(57d) Extended Irreversible Thermodynamics (E.I.T.) for Chemical Reactor Stability Analysis
AIChE Annual Meeting
2005
2005 Annual Meeting
Computing and Systems Technology Division
DPS: Theory, Reduction, Control, and Computational Methods
Monday, October 31, 2005 - 1:31pm to 1:51pm
The concept of stability is of particular importance to the optimal design and successful control of numerous traditional as well as novel unit operations in modern chemical process industries. Despite the fact that the stability of processes described as Lumped Parameter Systems (LPS) can be reliably established on the basis of ordinary differential equation (ODE) formulations, the respective procedure for examining the stability of Distributed Parameter Systems (DPS) need inevitably rely on first-principle partial differential equation (PDE) formulations, whose stability is an open and hard problem in the field of Applied Mathematics and Numerical Analysis. Industrial data-driven control approaches are of course more amenable to statistical processing, but cannot compensate for the lack of understanding produced by discounting process physics. Conversely, first-principle conservation laws can yield very complex PDE models of systems. We call multiphysics DPS the systems that feature strong interdependence of at least two PDEs. The complexity of PDEs results in a lack of explicit criteria for their spatiotemporal stability, often necessitating expensive PDE simulations just to draw conclusions about simpler questions. A meaningful endeavor is thus to take a step deeper into the generality of thermodynamic laws, in order to capitalize on our intuition regarding the conservation and availability of energy. Therefore, a Lyapunov-like energy function is defined via entropy and used for stability analysis. Thermodynamic laws, phenomenological equations and energy methods can thus provide the physical insight required for stability analysis and control, if the DPS process is well understood.
Classical (CIT) and Extended (EIT) Irreversible Thermodynamics Theory (Jou et al., 1996) rely on the generality of the First and Second Thermodynamic Laws that govern LPS and DPS alike. The basis of a CIT/EIT mathematical formulation for examining stability is the entropy balance, the monotonic increase of the entropy function and the monotonic decrease of its time derivative. Entropy can be considered an additional state variable, with a custom-defined total differential: the touchstone is the completeness of the problem-specific entropy function (sigma) postulated. Phenomenology is thus vital, but this only means one cannot study a DPS inadequately known.
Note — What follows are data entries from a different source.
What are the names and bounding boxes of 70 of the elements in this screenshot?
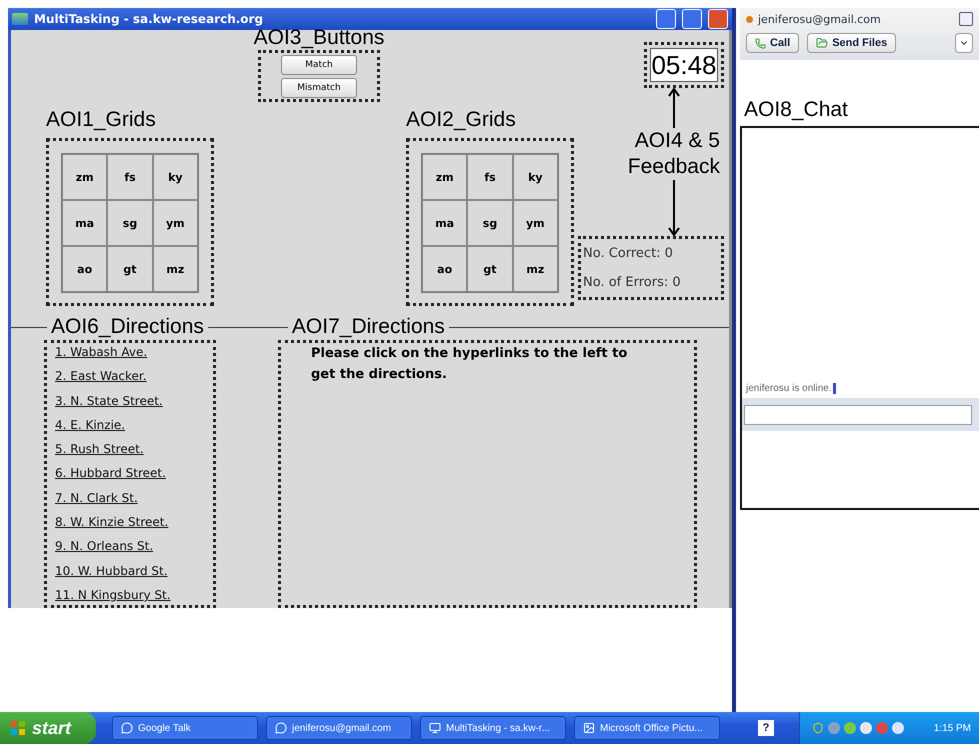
- speech-bubble-icon: [121, 722, 133, 734]
- grid-cell: ma: [422, 200, 468, 246]
- grid-cell: ma: [62, 200, 108, 246]
- clock: 1:15 PM: [934, 722, 971, 734]
- direction-link[interactable]: 5. Rush Street.: [55, 440, 205, 460]
- chat-title: jeniferosu@gmail.com: [758, 12, 882, 26]
- annotation-label: AOI3_Buttons: [254, 26, 384, 50]
- grid-cell: gt: [107, 246, 153, 292]
- grid-cell: ym: [512, 200, 558, 246]
- up-arrow: [668, 88, 680, 128]
- tray-icon[interactable]: [892, 722, 904, 734]
- message-input[interactable]: [744, 404, 972, 424]
- window-title: MultiTasking - sa.kw-research.org: [34, 12, 264, 26]
- direction-link[interactable]: 6. Hubbard Street.: [55, 464, 205, 484]
- grid-cell: gt: [467, 246, 513, 292]
- grid-cell: ao: [422, 246, 468, 292]
- error-count: No. of Errors: 0: [583, 275, 682, 290]
- call-button[interactable]: Call: [746, 33, 800, 53]
- annotation-label: AOI6_Directions: [50, 315, 205, 340]
- down-arrow: [668, 180, 680, 236]
- mismatch-button[interactable]: Mismatch: [281, 78, 357, 98]
- annotation-label: AOI8_Chat: [744, 98, 849, 122]
- app-icon: [12, 13, 28, 25]
- taskbar-button[interactable]: jeniferosu@gmail.com: [266, 716, 412, 740]
- tray-icon[interactable]: [860, 722, 872, 734]
- direction-link[interactable]: 9. N. Orleans St.: [55, 537, 205, 556]
- taskbar-button[interactable]: Google Talk: [112, 716, 258, 740]
- annotation-label: AOI7_Directions: [290, 315, 446, 340]
- image-icon: [583, 722, 595, 734]
- grid-cell: ym: [152, 200, 198, 246]
- folder-icon: [816, 37, 828, 49]
- send-files-button[interactable]: Send Files: [807, 33, 896, 53]
- grid-cell: zm: [422, 154, 468, 200]
- correct-count: No. Correct: 0: [583, 246, 674, 261]
- taskbar-button[interactable]: Microsoft Office Pictu...: [574, 716, 720, 740]
- direction-link[interactable]: 1. Wabash Ave.: [55, 343, 205, 362]
- annotation-label: AOI4 & 5 Feedback: [626, 128, 720, 180]
- direction-link[interactable]: 3. N. State Street.: [55, 392, 205, 411]
- speech-bubble-icon: [275, 722, 287, 734]
- status-dot: [746, 16, 753, 22]
- direction-link[interactable]: 8. W. Kinzie Street.: [55, 513, 205, 532]
- direction-link[interactable]: 7. N. Clark St.: [55, 488, 205, 508]
- direction-link[interactable]: 11. N Kingsbury St.: [55, 586, 205, 605]
- direction-link[interactable]: 2. East Wacker.: [55, 367, 205, 386]
- grid-cell: ao: [62, 246, 108, 292]
- instruction-text: Please click on the hyperlinks to the left to get the directions.: [311, 345, 628, 384]
- windows-flag-icon: [10, 720, 26, 736]
- monitor-icon: [429, 722, 441, 734]
- grid-cell: fs: [107, 154, 153, 200]
- chat-message: jeniferosu is online.: [746, 383, 975, 394]
- timer: 05:48: [650, 48, 718, 82]
- dropdown-button[interactable]: [955, 33, 973, 53]
- grid-cell: mz: [152, 246, 198, 292]
- taskbar-button[interactable]: MultiTasking - sa.kw-r...: [420, 716, 566, 740]
- grid-cell: sg: [107, 200, 153, 246]
- direction-link[interactable]: 4. E. Kinzie.: [55, 416, 205, 435]
- match-button[interactable]: Match: [281, 54, 357, 74]
- grid-cell: zm: [62, 154, 108, 200]
- grid-cell: fs: [467, 154, 513, 200]
- direction-link[interactable]: 10. W. Hubbard St.: [55, 562, 205, 581]
- annotation-label: AOI2_Grids: [406, 108, 517, 132]
- grid-cell: sg: [467, 200, 513, 246]
- help-button[interactable]: ?: [758, 720, 774, 736]
- grid-cell: ky: [512, 154, 558, 200]
- shield-icon[interactable]: [812, 722, 824, 734]
- phone-icon: [755, 38, 766, 48]
- grid-cell: mz: [512, 246, 558, 292]
- tray-icon[interactable]: [844, 722, 856, 734]
- grid-cell: ky: [152, 154, 198, 200]
- annotation-label: AOI1_Grids: [46, 108, 157, 132]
In the present study we develop a systematic methodology aimed at quantitative stability investigation for two specific process examples from the realm of chemical reactor engineering. The first system is an irreversible CSTR reactor (coupled heat and molar balances, multiplicity); the second system is a irreversible exothermic PFR reactor (coupled heat and molar balances). These prototype systems have been modeled both as approximate ODE and as 1D-PDE systems, employing a variety of tools (phase plane analysis, explicit PDE simulation via FEMLAB v. 3.0, and mathematical analysis that relies on defining all the intensive and conjugate thermodynamic variables, and manipulating the relevant Lyapunov-like storage function via the Second Law).